L'autoferitore tenta a volte di resistere a questi pensieri, spesso non riuscendoci, ma c'è anche chi organizza dei veri e propri rituali attorno all'atto lesivo (come segnare la parte da ferire o preparare gli strumenti da utilizzare). Gli autoferitori in genere, prima dell'atto autolesivo riportano sentimenti di rabbia, delusione, tensione, depressione, solitudine e senso di vuoto incolmabile, ma anche senso di impotenza o di colpa, che fanno scattare una sorta di meccanismo che pare funga da regolatore di tali stati. Subito dopo l'atto autolesivo sperimentano un senso di sollievo temporaneo che dura fino al ciclo successivo, quando un'altra sensazione negativa lo farà ripartire, quasi fosse una dipendenza fisica.

Il ruolo che viene ad assumere il comportamento di autoferimento è di valvola di sfogo, dunque, una via di scarico che permette agli autoferitori di espellere via tutte quelle sensazioni negative che hanno in corpo, come se l'unico modo per far tacere le emozioni negative fosse farsi del male. Altre persone cominciano, invece, ad autoferirsi per via di sensazioni di estraneità, di alienazione dal proprio corpo, ed il dolore, il sangue che fuoriesce, e che scorre, sembrano servire a farle ritornare coscienti della realtà, a farle "diventare vive d'improvviso".

Spesso alla base di questi stati emotivi così negativi, di queste sensazioni di vuoto interiore e freddezza, ci sono situazioni di perdita, sia fisiche sia affettive, rifiuto (reale o percepito), abbandono, minacce di perdita, o trauma che suscitano un aumento di tali sensazioni, a cui si associa spesso l'incapacità di verbalizzare i sentimenti, esprimerli o comunicarli a qualcuno.

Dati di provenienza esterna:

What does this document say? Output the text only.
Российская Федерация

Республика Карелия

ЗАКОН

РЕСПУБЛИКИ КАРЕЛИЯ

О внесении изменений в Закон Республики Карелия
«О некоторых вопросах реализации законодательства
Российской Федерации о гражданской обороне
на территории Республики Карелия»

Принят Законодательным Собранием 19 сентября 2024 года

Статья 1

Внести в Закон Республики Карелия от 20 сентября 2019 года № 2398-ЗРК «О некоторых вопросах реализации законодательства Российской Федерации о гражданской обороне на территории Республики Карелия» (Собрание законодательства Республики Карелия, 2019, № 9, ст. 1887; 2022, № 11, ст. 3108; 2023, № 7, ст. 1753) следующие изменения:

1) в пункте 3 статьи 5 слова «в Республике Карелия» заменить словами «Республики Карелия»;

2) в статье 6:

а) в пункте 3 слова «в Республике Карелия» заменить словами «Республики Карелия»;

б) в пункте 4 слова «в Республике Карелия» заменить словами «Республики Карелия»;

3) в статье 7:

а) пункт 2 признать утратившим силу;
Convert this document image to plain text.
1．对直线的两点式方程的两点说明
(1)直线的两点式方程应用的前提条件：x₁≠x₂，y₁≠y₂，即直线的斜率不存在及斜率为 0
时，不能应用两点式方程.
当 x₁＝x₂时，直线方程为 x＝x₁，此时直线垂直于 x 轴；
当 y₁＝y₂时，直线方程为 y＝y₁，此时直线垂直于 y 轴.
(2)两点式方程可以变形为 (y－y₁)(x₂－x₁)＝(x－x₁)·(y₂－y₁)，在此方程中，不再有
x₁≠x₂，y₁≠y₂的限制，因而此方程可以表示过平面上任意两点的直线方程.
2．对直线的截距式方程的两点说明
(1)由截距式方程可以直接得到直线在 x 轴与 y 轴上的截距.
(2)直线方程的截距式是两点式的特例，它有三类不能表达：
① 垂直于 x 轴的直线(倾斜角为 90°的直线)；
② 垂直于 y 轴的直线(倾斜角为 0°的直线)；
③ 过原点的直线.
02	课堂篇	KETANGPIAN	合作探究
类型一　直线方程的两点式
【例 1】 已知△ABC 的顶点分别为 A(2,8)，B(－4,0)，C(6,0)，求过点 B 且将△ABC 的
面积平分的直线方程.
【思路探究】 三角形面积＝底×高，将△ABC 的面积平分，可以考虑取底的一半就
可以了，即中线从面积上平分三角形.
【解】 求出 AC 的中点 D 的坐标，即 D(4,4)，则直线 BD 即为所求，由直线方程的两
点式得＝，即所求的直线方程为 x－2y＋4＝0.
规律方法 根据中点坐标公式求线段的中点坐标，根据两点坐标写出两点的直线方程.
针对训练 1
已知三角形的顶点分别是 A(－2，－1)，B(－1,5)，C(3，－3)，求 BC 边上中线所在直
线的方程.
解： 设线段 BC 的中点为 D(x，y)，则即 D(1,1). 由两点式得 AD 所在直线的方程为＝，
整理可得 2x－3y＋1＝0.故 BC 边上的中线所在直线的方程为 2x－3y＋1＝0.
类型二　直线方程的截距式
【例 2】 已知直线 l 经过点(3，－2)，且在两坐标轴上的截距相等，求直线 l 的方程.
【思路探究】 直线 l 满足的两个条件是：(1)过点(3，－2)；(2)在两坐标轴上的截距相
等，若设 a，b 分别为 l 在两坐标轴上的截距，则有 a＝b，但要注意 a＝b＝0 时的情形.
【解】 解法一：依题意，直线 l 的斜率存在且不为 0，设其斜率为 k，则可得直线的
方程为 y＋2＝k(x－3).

Esistono svariati metodi con cui gli autoferitori si procurano le ferite, i quali non si escludono a vicenda, ma comunemente alcuni tendono a farlo in un solo modo, quasi identificandosi con questo particolare comportamento, come quelli che in America si fanno chiamare CUTTERS (tagliatori) o BURNERS (bruciatori).

Dagli studi sull'argomento le modalità di autoferimento che vengono più spesso utilizzate sono queste :

  • Tagli od incisioni sulla pelle
  • Scavarsi o grattarsi ferite, interferendo con la guarigione
  • Colpirsi
  • Grattarsi fino a far uscire il sangue
  • Mordersi
  • Scavarsi la pelle fino a far uscire del sangue
  • Inserimento di oggetti nella pelle e sotto le unghie
  • Tatuarsi da soli
  • Bruciarsi la pelle
  • Strapparsi i capelli
  • Raschiarsi la pelle fino al sangue

Emerge anche come il comportamento più frequentemente utilzzato per autoferirsi sia il tagliarsi, seguito dal bruciarsi, il colpirsi, ed infine l'interferimento con la guarigione di ferite.

Per ciò che riguarda la sede delle lesioni, le parti più frequentemente prese di mira sono le braccia, le gambe, il torace, ed altre aree sulla parte frontale del corpo, probabilmente perchè sono le più facilmente accessibili.